Canada's Crown Circus: King Charles, Sovereignty, and Shrinking Borders
PM Carney invites King Charles to lecture Parliament while pledging Canadian "sovereignty"—right before cozying up to Trump and outsourcing the economy.
Sane Perspective
When You Say “Sovereignty,” But Act Like a Vassal State
So Mark Carney, the freshly crowned Canadian PM, stood up in front of reporters with a straight face and said that having King Charles—literal monarch of a foreign country—open Canada’s Parliament is a powerful symbol of Canadian sovereignty. That’s like saying you’re the CEO of a company while letting your old boss write your mission statement. This is woke globalist gymnastics: symbolic fealty to the British Crown, economic dependence on the U.S., and lip-service to Indigenous "partnership" all wrapped up in a speech about “unity” and “building bold.” And somehow, magically, that’s supposed to equal national independence.
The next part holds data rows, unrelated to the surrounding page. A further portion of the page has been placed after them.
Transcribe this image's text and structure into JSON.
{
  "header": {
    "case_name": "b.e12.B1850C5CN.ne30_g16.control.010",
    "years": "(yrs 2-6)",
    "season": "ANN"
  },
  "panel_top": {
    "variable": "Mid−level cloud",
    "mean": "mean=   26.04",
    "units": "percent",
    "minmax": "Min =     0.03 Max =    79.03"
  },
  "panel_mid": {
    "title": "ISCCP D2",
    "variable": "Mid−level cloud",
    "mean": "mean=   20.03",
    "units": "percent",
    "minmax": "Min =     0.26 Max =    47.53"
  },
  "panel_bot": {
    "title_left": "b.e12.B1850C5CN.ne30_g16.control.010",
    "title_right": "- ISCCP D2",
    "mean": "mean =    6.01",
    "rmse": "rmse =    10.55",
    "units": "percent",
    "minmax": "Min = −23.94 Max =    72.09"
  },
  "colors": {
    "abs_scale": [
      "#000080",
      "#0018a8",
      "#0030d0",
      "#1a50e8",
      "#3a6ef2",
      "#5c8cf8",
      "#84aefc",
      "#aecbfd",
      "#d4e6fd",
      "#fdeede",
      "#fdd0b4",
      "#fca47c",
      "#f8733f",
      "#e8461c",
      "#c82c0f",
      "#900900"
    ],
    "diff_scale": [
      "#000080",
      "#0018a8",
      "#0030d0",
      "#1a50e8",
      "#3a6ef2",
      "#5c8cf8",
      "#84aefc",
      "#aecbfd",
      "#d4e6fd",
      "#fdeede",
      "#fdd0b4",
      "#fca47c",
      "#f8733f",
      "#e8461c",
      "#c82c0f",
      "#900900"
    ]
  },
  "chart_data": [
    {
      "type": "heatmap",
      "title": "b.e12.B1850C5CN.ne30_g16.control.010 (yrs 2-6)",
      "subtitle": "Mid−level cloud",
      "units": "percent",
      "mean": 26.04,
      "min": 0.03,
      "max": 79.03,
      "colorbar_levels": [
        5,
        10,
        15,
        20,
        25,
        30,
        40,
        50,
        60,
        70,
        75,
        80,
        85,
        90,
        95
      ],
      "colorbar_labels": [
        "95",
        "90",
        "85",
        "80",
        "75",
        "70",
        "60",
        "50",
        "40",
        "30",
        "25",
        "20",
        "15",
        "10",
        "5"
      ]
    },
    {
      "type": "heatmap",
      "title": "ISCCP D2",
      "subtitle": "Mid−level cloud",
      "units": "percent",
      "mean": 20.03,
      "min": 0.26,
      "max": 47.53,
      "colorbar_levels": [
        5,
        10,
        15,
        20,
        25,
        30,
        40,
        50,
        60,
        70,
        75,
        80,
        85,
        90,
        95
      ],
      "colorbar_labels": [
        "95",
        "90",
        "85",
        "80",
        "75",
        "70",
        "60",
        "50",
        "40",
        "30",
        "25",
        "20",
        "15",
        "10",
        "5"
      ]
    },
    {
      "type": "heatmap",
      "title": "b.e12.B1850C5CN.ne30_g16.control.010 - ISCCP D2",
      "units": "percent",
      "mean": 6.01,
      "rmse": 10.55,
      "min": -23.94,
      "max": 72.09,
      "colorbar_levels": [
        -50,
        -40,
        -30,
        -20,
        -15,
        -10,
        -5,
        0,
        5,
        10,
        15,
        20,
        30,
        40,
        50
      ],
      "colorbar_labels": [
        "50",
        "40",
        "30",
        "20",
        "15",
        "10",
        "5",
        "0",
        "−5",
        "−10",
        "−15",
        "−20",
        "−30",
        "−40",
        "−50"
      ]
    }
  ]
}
Meanwhile, he’s buddying up to Trump (who’s joked about Canada being the 51st state), pledging to massively intervene in the economy, and pretending that giving $25 billion in taxpayer-backed loans to developers is "free market housing reform." This guy is a Davos-style technocrat using all the buzzwords—sovereignty, safety, diversity—to cover a plan that replaces national strength with performative allegiance and state-managed everything.